True, there is much talk about "reaching across the aisle" and the need to work together to avoid the "fiscal cliff." But when one side complains about partisanship, they're usually talking about the need for the other side to compromise. Too much of the lament about political polarization is itself merely more political posturing.
So where do we go from here, as Americans and as Catholic Christians? Do those who are grieving and those who are celebrating have anything in common? Or are we headed for the next civil war?
Author Parker J. Palmer, a Quaker, believes Americans today -- much like at the time of the Civil War -- are brokenhearted and in need of healing. The "politics of rage," like any expression of intense anger, is really a mask for heartbreak, he writes in Healing the Heart of Democracy: The Courage to Create a Politics Worthy of the Human Spirit (Jossey-Bass, 2011).
Healing that anger takes inner, spiritual work. As I learned during a retreat with Palmer this fall, he believes five "habits of the heart" are critical to sustaining a democracy, the most difficult of which seems to be the ability to hold tension in life-giving ways and an appreciation of the value of "otherness." Such habits are spiritual disciplines that require prayer and practice.

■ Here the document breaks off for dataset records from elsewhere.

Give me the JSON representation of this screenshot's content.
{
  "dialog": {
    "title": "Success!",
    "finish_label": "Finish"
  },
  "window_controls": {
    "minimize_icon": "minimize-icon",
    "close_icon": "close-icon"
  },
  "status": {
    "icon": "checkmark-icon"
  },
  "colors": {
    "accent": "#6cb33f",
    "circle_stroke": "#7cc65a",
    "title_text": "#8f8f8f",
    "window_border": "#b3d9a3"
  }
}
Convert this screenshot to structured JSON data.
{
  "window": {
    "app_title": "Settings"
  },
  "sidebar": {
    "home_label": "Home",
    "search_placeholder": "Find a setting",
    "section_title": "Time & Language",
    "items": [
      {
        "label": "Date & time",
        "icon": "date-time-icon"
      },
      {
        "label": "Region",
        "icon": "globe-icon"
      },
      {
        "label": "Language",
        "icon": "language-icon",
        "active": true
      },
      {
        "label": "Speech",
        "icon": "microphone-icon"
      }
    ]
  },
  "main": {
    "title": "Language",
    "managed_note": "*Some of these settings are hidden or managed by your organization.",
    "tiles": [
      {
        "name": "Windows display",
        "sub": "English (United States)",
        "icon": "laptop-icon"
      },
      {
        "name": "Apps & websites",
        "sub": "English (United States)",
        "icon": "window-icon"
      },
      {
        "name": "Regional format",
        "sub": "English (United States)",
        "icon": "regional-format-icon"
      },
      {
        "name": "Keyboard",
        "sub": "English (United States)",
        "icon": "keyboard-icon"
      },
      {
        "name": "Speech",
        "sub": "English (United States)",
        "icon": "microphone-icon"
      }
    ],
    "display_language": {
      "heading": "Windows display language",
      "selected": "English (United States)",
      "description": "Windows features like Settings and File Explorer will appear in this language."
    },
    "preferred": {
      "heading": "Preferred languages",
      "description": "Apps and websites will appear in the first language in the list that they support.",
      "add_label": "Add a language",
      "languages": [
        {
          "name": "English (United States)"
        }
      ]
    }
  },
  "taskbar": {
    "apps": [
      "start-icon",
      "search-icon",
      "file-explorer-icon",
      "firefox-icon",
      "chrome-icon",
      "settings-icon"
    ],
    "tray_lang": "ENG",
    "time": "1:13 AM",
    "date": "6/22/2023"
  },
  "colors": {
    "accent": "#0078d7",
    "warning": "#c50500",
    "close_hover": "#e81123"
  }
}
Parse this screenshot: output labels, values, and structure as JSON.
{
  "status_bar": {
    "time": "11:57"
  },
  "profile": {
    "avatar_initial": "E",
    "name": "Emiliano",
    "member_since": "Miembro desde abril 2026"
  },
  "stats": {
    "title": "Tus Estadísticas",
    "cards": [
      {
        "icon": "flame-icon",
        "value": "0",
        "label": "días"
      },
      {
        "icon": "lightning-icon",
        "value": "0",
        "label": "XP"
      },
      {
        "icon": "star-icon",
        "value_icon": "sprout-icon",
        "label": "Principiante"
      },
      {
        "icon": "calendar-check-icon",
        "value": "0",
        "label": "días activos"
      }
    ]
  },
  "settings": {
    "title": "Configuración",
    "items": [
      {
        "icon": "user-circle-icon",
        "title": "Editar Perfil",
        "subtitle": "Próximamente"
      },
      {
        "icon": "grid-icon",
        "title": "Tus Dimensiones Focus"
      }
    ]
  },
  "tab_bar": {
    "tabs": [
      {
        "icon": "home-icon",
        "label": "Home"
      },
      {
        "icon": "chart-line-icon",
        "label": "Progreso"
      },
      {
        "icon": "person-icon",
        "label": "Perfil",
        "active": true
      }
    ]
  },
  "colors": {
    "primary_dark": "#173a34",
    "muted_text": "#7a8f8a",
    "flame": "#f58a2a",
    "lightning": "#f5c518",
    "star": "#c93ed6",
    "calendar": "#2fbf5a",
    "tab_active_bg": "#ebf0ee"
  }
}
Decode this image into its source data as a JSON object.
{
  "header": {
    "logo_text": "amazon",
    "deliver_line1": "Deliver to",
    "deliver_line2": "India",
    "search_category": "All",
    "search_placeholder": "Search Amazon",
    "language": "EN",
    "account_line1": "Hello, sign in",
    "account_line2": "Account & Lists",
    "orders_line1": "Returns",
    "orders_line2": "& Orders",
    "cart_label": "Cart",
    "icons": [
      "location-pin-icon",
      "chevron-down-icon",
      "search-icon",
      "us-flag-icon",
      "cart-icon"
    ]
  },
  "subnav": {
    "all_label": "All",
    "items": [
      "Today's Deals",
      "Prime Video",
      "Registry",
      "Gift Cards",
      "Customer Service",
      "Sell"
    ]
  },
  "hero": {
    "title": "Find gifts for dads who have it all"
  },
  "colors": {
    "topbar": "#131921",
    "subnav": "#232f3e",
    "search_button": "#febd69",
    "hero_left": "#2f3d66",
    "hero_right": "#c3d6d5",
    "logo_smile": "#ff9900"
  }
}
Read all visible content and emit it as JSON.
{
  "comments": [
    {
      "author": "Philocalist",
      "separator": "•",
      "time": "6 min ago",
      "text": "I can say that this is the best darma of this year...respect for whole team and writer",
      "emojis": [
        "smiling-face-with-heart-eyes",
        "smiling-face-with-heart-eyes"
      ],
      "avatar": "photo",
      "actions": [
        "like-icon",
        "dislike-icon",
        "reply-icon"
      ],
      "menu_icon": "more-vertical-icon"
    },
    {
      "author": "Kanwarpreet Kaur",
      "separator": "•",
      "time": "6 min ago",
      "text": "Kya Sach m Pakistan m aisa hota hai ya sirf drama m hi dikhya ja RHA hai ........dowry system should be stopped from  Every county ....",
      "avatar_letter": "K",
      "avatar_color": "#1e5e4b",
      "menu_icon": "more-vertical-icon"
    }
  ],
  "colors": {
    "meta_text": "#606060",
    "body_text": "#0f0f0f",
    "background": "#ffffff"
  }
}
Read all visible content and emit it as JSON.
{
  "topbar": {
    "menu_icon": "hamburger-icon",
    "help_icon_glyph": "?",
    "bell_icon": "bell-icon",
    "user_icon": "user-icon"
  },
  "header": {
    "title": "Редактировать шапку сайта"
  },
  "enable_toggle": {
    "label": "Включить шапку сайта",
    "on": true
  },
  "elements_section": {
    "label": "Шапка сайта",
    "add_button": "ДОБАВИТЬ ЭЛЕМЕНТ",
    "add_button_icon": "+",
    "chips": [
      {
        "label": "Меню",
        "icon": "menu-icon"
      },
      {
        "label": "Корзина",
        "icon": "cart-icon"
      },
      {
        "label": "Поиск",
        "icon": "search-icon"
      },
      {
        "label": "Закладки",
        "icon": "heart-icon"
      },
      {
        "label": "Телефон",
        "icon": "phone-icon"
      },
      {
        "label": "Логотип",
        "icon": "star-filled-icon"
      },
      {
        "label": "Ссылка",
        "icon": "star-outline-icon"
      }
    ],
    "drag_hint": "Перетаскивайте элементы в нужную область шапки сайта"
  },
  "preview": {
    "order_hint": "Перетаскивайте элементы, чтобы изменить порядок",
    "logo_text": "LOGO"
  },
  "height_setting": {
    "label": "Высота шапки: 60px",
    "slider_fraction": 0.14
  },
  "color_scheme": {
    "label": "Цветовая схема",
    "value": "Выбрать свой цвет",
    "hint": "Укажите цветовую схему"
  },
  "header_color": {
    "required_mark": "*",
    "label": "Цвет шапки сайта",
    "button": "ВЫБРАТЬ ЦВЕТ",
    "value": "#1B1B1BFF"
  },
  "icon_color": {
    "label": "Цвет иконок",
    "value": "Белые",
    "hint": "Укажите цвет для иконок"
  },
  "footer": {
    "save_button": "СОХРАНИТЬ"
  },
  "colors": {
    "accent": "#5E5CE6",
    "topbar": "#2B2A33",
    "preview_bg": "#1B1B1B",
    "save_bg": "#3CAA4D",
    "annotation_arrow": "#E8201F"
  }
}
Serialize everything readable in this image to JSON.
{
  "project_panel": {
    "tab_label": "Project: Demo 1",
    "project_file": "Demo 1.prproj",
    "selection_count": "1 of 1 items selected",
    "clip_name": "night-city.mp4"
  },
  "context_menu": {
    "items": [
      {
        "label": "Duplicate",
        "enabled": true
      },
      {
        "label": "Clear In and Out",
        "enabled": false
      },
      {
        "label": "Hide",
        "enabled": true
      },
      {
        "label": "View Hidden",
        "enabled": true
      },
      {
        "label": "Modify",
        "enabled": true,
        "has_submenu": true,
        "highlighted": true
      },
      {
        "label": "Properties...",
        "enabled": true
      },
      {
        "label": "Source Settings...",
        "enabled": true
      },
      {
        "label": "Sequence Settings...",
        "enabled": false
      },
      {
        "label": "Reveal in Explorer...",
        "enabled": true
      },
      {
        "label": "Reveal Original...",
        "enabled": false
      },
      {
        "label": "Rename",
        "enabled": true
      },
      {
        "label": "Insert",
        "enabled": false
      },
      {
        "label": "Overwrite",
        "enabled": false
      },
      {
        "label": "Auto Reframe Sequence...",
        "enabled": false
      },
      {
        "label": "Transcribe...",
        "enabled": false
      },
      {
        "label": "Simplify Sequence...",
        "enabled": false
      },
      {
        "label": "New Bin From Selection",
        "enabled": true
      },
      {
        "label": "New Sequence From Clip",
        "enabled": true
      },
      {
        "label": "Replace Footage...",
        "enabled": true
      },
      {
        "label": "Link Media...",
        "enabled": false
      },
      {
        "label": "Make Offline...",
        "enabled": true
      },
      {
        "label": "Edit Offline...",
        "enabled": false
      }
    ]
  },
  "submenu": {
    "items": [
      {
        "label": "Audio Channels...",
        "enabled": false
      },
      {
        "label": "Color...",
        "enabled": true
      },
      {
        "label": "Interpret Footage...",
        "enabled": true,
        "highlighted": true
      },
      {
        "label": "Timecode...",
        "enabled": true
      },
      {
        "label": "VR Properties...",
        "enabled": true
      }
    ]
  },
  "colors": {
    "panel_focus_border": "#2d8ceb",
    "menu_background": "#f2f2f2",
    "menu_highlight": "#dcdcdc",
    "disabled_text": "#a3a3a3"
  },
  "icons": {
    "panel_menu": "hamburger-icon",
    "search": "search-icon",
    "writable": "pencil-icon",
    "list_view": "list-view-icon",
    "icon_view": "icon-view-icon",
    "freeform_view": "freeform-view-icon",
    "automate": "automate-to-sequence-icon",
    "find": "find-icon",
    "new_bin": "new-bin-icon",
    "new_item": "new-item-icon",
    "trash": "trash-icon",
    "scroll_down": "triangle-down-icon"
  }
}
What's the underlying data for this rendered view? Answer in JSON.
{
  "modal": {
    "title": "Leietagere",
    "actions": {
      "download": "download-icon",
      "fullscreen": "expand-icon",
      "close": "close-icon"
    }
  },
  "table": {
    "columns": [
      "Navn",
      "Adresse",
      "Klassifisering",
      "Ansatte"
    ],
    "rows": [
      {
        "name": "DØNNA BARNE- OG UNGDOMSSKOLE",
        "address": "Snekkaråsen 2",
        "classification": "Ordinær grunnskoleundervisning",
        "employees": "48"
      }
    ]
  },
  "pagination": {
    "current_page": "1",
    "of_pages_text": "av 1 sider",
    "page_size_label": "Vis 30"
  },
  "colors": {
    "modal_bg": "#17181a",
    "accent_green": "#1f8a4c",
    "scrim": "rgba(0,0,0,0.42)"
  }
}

The Gospel reading on the Sunday before Election Day featured Jesus telling the scribes that the greatest commandments are to love God and to love your neighbor as yourself (Mark 12). While we may interpret those commandments differently, it seems a fitting place to start the necessary healing after the election. With love, there are no winners and losers. Either we all win, or we all lose.
[Heidi Schlumpf teaches communication at Aurora University in the Chicago suburbs and is the author of While We Wait: Spiritual and Practical Advice for Those Trying to Adopt.]